Making arbitrarily-large binaries from fixed-size C++ code
C++ programmers know that careless use of templates can bloat your binaries. This got me to thinking, could you write a C++ program that can make an arbitrarily large binary, just by tweaking some constant in the code?
Now of course you could just declare a really large array initialized to some non-zero constant. But that’s too easy. I wanted to see if I can generate an arbitrary amount of code (not data).
My first attempt was simple and straightforward:
// Copyright 2015 Google Inc.
//
// Licensed under the Apache License, Version 2.0 (the "License");
// you may not use this file except in compliance with the License.

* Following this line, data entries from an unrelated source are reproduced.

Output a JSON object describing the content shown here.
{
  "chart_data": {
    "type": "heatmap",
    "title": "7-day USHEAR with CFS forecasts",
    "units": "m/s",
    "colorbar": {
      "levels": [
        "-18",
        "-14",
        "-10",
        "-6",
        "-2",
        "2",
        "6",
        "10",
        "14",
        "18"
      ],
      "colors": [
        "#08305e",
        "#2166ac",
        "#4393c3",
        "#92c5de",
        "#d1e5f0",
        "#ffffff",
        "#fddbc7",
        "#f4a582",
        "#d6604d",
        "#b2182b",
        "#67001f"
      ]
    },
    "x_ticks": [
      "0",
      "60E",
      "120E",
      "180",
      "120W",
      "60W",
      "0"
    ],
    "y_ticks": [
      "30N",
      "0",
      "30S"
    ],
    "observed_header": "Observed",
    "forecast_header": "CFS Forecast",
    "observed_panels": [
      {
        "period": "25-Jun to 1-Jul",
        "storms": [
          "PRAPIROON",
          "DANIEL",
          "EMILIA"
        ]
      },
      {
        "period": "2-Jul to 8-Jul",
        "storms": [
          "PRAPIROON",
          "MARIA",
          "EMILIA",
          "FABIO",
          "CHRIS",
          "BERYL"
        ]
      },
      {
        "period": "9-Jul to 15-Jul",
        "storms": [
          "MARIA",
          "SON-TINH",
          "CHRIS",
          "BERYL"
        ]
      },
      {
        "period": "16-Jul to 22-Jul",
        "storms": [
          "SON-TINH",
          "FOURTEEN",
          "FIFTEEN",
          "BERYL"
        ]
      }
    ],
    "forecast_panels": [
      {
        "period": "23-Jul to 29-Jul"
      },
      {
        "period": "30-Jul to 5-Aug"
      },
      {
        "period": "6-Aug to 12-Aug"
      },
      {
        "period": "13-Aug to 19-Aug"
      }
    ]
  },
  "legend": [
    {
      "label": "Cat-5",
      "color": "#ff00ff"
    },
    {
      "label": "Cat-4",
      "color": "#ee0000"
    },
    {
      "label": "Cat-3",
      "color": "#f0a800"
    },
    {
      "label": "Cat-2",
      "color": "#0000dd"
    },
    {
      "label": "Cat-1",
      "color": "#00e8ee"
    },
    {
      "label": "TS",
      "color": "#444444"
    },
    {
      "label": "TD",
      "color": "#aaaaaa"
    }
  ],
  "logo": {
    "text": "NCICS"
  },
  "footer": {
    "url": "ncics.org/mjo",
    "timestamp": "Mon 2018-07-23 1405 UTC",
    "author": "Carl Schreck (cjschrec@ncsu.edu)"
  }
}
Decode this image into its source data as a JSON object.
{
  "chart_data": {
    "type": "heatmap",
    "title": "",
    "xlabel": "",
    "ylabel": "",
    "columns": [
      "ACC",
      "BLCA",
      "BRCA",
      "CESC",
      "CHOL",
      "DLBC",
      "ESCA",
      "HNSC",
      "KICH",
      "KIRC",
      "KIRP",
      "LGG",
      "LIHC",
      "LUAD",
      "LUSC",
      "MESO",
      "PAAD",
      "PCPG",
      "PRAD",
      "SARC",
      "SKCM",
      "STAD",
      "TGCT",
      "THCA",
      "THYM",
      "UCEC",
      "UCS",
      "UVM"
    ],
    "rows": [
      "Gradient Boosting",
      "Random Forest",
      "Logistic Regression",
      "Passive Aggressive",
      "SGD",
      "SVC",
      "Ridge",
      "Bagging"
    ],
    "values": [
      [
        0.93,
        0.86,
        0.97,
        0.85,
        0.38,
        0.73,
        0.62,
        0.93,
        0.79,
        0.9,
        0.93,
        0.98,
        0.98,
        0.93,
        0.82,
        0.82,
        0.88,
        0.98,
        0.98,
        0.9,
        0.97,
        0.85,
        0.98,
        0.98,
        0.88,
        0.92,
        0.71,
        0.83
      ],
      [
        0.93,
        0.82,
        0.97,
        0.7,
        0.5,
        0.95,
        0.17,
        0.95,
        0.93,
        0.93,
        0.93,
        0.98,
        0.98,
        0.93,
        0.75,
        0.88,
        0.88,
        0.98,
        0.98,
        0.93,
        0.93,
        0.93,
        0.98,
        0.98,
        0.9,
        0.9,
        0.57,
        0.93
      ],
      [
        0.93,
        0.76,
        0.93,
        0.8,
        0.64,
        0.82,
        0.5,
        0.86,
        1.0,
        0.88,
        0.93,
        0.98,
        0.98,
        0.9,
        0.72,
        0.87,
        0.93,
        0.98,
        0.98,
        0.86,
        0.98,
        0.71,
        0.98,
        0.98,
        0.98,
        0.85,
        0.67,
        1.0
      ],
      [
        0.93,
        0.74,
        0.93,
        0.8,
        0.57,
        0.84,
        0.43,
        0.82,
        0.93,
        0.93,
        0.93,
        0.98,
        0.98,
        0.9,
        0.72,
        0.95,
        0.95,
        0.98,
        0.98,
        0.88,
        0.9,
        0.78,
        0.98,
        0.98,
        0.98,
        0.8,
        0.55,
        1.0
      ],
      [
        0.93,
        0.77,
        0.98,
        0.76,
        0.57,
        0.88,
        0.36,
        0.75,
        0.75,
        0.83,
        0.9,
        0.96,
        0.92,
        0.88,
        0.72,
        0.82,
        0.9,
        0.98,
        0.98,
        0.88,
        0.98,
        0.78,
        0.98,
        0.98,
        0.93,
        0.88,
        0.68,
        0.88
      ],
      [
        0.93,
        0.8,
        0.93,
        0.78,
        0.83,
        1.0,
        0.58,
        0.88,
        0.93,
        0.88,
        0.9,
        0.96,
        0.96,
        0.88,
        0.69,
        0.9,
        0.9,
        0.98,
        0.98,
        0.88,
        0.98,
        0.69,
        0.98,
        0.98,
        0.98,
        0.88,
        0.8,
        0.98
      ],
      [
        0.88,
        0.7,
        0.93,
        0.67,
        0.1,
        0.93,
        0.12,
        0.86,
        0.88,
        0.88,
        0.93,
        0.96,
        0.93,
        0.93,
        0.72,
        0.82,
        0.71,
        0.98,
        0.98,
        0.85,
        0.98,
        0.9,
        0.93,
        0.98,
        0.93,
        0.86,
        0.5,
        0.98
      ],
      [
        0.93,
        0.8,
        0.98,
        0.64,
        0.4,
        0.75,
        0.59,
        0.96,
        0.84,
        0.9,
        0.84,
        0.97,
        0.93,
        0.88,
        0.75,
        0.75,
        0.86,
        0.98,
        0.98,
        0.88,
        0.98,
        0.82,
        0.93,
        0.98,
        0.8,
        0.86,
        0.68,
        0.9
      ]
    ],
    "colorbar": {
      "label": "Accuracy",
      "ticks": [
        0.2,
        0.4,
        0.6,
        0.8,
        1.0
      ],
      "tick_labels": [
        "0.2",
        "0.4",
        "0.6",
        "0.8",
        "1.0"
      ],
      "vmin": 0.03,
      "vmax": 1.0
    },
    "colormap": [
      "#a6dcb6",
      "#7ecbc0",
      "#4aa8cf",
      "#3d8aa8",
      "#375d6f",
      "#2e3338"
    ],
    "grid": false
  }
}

// You may obtain a copy of the License at
//
// http://www.apache.org/licenses/LICENSE-2.0
//
// Unless required by applicable law or agreed to in writing, software
// distributed under the License is distributed on an "AS IS" BASIS,
// WITHOUT WARRANTIES OR CONDITIONS OF ANY KIND, either express or implied.
// See the License for the specific language governing permissions and
// limitations under the License.
#include <stdio.h>
template<int I>
void f() {
printf("%d", I);
f<I-1>();
}
int main() {
f<10000>();
}
The idea here is to keep generating functions f<10000>, f<9999>,
f<9998>
, etc. Each one is a completely separate function that is
emitted into the binary, so each one makes the binary grow a little.
My code here couldn’t technically work since it never terminates the
recursion, but GCC and Clang don’t even let us get that far – they
wisely prevent us from inflicting this bad idea on ourselves:
test.cc:3:45: fatal error: recursive template instantiation exceeded maximum depth of 256
template<int I> void f() { printf("%d", I); f<I-1>(); }
^
test.cc:3:45: note: in instantiation of function template specialization 'f<9744>' requested here
template<int I> void f() { printf("%d", I); f<I-1>(); }
So our new challenge is: find a way to generate an arbitrary number of functions without exceeding 256 levels of template instantiation depth. Exponential growth to the rescue!
#include <stdio.h>
template<int I> void f() { printf("%d", I); }
template<int N, int I>
struct C {
void operator()() {
f<I>();
C<N/2, I+N>()();
C<N/2, I-N>()();
}
};
template<int I>
struct C<0, I> {
void operator()() {}
};
int main() {
C<65536, 0>()();
}
This program will generate roughly 65536 functions, each with its own
unique integer, ie. f<65536>
. It doesn’t exceed an instantiation
depth of 256 because it uses divide and conquer: each level of
instantiation doubles the number of functions, so only lg(N)
levels
of instantiation are required.
On my system, the program above compiles to a 38MB binary. You should be able to make it arbitrarily large, but go too large and you might start running into linker errors!